Assuming no last minute veto or boycott by the Sunni vice-president, Iraq’s second parliamentary elections on 21 January could consolidate democratic politics and test the country’s stability, the staying power of the insurgency and the viability of the timetable for withdrawing US troops.
Prime Minister al-Maliki’s coalition is in a strong position, but atrocities may undermine it. Alliances between and across sectarian lines are in flux. Sunni voters are losing the habit of boycotts, thus stabilising politics and isolating insurgents. But it will take months to negotiate a new government and this could create further political, economic and security vacuums.
Electoral groundrules were only agreed after 10 fractious efforts, with eventual endorsement of open rather than closed lists so that voters can pick successful figures or reject crooks. They also agreed an ambiguous compromise to allow voting in Kirkuk where none happened at earlier provincial polls.
Saddam forcibly ‘Arabised’ this traditionally Kurdish province, which Kurds want back. Underlying this is a struggle over current management and potential control of Kirkuk’s huge oil and gas reserves. The lack of an agreed oil and gas law deters external investors who are key to increasing production. Iraq has the world’s third largest oil reserves but is only the 11th largest oil producer and relies on hydrocarbons for nearly all its revenues.
Some wrongly fear that a Kurdish Kirkuk could drive Kurdish independence and lethally unravel the borders which left Kurds in Turkey, Iraq, Iran and Syria as one of the largest stateless peoples.

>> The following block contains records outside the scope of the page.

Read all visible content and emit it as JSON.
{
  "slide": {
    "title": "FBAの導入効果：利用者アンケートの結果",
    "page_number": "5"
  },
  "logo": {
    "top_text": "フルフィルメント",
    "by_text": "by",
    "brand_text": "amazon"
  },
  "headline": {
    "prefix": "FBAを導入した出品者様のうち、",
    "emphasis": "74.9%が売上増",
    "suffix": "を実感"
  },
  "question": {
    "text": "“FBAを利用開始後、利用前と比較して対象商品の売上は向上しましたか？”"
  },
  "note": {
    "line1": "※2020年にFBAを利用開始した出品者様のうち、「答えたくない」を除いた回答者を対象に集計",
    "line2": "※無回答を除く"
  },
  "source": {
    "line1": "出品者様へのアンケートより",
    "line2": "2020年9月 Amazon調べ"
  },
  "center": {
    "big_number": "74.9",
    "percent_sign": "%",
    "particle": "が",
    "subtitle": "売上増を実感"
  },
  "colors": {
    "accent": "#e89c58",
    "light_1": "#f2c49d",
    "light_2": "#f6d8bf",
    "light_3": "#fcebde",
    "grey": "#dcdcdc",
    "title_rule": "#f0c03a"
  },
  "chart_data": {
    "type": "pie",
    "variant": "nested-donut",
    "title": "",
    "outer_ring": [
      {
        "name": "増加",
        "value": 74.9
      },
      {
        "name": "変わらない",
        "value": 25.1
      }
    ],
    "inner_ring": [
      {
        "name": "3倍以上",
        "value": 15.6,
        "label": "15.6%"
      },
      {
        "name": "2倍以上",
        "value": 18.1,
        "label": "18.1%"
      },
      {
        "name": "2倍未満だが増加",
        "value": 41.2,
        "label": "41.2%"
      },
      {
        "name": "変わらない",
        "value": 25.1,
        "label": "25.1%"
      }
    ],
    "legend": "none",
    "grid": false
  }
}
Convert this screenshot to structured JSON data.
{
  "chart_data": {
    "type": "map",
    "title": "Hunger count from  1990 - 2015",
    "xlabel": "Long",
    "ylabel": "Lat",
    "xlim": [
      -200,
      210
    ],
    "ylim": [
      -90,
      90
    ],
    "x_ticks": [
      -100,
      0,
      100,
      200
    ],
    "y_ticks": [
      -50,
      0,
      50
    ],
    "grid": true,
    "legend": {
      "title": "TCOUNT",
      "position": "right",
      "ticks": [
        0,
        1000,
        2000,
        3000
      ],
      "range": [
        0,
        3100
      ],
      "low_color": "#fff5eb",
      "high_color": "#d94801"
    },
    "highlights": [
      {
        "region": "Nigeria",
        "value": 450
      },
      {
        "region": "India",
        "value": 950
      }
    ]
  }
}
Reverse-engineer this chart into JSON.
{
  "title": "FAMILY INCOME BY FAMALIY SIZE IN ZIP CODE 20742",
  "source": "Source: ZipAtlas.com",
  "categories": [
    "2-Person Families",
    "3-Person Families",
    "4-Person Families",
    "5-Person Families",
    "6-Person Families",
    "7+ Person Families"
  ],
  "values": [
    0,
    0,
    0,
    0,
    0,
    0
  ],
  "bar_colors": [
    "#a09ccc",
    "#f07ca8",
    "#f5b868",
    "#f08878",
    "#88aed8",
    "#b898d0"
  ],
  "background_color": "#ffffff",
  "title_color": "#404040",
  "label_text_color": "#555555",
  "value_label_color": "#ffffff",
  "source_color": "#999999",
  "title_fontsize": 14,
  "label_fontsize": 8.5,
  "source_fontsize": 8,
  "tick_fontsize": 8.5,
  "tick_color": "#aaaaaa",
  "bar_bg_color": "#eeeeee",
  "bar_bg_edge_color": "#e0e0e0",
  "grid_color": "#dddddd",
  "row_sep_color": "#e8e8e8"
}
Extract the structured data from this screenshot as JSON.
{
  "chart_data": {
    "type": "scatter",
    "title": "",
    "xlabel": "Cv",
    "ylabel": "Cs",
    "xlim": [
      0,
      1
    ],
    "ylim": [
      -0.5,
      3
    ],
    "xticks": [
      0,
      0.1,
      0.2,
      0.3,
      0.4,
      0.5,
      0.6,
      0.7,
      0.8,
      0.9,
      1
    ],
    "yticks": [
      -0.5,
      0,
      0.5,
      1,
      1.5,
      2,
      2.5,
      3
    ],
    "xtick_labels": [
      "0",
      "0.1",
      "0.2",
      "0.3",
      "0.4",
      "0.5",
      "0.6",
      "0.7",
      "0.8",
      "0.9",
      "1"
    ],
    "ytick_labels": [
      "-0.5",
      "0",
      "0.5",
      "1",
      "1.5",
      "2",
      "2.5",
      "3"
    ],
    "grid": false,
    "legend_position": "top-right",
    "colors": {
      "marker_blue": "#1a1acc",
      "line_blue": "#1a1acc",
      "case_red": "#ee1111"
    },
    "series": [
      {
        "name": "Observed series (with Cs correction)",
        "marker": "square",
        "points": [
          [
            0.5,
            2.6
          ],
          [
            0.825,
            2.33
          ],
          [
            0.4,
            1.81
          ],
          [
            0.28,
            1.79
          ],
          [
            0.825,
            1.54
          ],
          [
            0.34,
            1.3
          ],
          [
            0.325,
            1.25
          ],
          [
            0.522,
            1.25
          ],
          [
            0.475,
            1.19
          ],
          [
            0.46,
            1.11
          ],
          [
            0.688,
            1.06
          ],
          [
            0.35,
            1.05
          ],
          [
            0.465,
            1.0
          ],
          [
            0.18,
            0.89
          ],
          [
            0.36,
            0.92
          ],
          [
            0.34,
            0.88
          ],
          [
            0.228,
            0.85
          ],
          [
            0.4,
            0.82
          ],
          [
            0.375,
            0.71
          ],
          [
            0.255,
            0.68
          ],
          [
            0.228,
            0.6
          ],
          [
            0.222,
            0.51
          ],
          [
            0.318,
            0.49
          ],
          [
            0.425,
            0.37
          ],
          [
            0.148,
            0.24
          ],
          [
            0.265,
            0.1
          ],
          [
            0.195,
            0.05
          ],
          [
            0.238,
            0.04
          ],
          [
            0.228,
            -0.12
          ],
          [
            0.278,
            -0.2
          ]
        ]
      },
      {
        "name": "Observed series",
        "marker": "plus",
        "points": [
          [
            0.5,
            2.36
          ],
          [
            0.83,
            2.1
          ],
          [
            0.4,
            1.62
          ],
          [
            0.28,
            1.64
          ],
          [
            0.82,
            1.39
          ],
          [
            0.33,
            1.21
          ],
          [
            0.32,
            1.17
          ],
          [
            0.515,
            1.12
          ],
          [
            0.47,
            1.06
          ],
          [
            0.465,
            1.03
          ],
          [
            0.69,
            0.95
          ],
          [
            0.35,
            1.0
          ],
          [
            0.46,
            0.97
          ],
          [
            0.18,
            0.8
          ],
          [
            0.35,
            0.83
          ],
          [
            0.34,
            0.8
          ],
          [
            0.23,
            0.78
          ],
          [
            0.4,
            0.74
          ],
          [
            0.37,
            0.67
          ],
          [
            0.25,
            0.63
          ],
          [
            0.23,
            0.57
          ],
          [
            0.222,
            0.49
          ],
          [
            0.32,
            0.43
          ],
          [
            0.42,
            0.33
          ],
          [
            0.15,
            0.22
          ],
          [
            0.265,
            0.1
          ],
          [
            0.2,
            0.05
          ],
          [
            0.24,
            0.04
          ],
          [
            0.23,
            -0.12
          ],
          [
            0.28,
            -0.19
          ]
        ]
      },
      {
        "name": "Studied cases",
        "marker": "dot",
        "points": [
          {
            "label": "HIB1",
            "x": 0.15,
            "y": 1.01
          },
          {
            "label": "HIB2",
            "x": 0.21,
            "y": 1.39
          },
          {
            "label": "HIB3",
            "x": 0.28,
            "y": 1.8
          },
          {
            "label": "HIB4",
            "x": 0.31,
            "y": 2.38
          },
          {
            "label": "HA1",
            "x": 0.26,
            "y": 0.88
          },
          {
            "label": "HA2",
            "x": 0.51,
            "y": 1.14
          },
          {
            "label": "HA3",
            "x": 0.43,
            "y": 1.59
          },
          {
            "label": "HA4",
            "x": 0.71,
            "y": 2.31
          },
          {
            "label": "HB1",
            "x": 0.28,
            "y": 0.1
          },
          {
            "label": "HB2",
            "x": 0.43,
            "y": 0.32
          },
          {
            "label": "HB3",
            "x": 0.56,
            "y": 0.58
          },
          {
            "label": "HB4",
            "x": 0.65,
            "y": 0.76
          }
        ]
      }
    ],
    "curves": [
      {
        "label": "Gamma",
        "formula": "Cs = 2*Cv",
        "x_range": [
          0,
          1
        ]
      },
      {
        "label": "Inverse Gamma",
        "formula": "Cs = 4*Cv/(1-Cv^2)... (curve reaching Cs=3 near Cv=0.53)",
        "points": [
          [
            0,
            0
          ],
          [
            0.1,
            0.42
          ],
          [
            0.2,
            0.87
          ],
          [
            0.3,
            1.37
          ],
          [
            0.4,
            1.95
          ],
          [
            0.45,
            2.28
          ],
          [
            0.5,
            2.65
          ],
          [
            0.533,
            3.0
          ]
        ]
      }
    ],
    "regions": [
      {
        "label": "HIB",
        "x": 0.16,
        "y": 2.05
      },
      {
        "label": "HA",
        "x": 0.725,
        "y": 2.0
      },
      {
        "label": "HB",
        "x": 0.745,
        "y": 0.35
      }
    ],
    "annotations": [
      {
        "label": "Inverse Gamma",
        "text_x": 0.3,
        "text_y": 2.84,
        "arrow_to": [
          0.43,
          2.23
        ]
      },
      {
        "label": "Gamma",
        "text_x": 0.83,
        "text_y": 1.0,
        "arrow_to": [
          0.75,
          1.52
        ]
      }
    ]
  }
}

Relations between Iraqi Kurds and Turkey have blossomed, however. Turkey trades extensively in Iraqi Kurdistan, recently opened a consulate and is improving Kurdish rights in Turkey. Ending the 25-year conflict with the PKK, which claimed 40,000 lives, seems possible.
But relations between Iraqi Kurds and some Arabs have plummeted. The Kurds suffered decades of Saddam’s genocidal policies but embrace a federal and democratic Iraq. Conflict could, however, escalate without a lasting deal on Kirkuk, in particular.
There is a dangerous gap based on cultural and ethnic differences, resentment and fear. Kurds see Baghdad building a strong central rather than federal state and constantly delaying agreed constitutional provisions to solve problems. Many in Baghdad favour a stronger state to deliver security, essential services and national unity. Improving Kurdish-Arab relations should be a major priority.
Meanwhile, extremists prefer bombs to ballots and seek to destabilise and divide. Massive bombs at several Baghdad ministries killed children plus civil servants vital to renewing Iraq. No one took revenge but further attacks are likely in the crunch period before elections.
The destablising ploys of some neighbouring countries fuel this dance of death. For political, strategic and ethnic reasons some neighbours are keeping Iraq on the boil and disrupting water supplies. They prefer Iraq as a consumer rather than a producer of goods.
The stakes are colossal. Al-Maliki’s Islamic Dawa party says Iraq can be a beacon for democracy, freedom and moderation in the Middle East where tyrannies have bred poverty, backwardness and extremism in what should be one of the most prosperous parts of the world.
Iraq has slipped down the global agenda, but its struggle for democracy should be nurtured and its requests for international assistance to overcome decades of dictatorship heeded. We need strategic relationships with Iraq at government and popular levels, to encourage trade and investment and back the unions. The Chilcot inquiry should hear from Iraqis whose views are often sidelined. Iraq’s interests and ours are deeply connected.